Dallas ISD trustee Bernadette Nutall (far right) views election result updates with supporters DeMetris Sampson, Tracy Horton and Nutall's husband, Derrick Nutall, during a campaign watch party in May 2012. (DMN Staff Photo)

I blogged Oct. 13 about the problems at Dade Middle School in South Dallas, focusing on what Supt. Mike Miles saw on the campus the previous week that led him to switch out the principal, two assistant principals and 10 teachers. Miles has said he made the changes because “there was very little teaching going on” at Dade. Based on other reports, that description appears to be an understatement.

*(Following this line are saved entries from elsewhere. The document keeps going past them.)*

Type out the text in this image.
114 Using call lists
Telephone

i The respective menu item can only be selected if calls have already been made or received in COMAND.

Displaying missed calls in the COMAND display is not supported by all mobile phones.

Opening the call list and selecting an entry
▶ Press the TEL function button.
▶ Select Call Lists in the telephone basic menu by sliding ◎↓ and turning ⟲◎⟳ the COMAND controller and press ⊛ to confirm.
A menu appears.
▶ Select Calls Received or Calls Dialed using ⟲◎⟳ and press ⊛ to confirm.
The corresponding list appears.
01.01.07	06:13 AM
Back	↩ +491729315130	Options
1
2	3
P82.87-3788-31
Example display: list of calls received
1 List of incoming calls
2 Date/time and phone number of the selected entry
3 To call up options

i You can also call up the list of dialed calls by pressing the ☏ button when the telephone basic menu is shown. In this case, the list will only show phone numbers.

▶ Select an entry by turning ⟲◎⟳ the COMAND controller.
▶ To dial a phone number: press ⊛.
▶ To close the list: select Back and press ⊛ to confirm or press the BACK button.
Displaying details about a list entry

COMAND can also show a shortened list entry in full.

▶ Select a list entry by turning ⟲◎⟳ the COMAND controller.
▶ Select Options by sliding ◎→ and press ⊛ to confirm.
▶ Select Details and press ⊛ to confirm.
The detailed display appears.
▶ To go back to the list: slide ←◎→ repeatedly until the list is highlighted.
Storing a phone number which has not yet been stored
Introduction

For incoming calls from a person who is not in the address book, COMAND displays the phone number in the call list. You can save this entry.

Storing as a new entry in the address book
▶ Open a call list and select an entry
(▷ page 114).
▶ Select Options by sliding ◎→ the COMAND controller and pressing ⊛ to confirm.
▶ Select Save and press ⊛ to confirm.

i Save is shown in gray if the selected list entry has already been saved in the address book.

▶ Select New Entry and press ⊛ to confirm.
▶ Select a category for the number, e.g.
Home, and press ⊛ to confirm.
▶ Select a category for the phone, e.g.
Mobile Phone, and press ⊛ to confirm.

But Miles’ necessary overhaul at Dade has been overshadowed by a clash that occurred between him and school board member Bernadette Nutall on the first morning after the new leadership was in place. Here’s how I referenced that disagreement in my initial blog post:

I wasn’t there for the Nutall episode, so maybe the exchange happened just as she described it to [DMN reporter Matthew Haag]. Sure sounds like a lot of drama.

The school board spent three hours last night behind closed doors in discussion about the incident.  Given how opposed Nutall has been to many of Supt. Miles’ strategies, I have difficulty completely buying her story that she was going to the campus simply to support the new leadership. I’m more inclined to see it as colleague Rudy Bush did. He described it like this: Dade was “already a powder keg. Nutall decides it’s time to be a spark. That’s not how our system of government is supposed to work.”

Then there was this anti-Miles ugliness, done anonymously.

But another part of the Dade story emerged yesterday, the video of Nutall’s removal from campus. It answered my implied question about whether the scene was actually as dramatic as Nutall described: It was, and it looks bad.

I had imagined two security guys gesturing and rudely hustling her out the door. But the video illustrates something much more aggressive, something that feels more akin to manhandling. Nutall is right in her description:

“They proceeded to lift me up and take me out the door. They picked me up and took me out of the school.”

I’d love to know exactly what transpired during the conversation between Nutall and the security guards before that moment that they virtually pushed her out of the building. But nothing justified this unusually aggressive and unnecessary escort.

For now, I just want to be on the record that, in fact, the final scene in the overall disagreement was as dramatic as Nutall described.

Very disappointing. And so unnecessary.  Miles was within his rights to have DISD police insist she leave. But he should have assured it was handled in a respectful way. Even if that meant officers standing in that foyer and talking to her until the end of the school day.

Seems like both sides owe the other an apology here.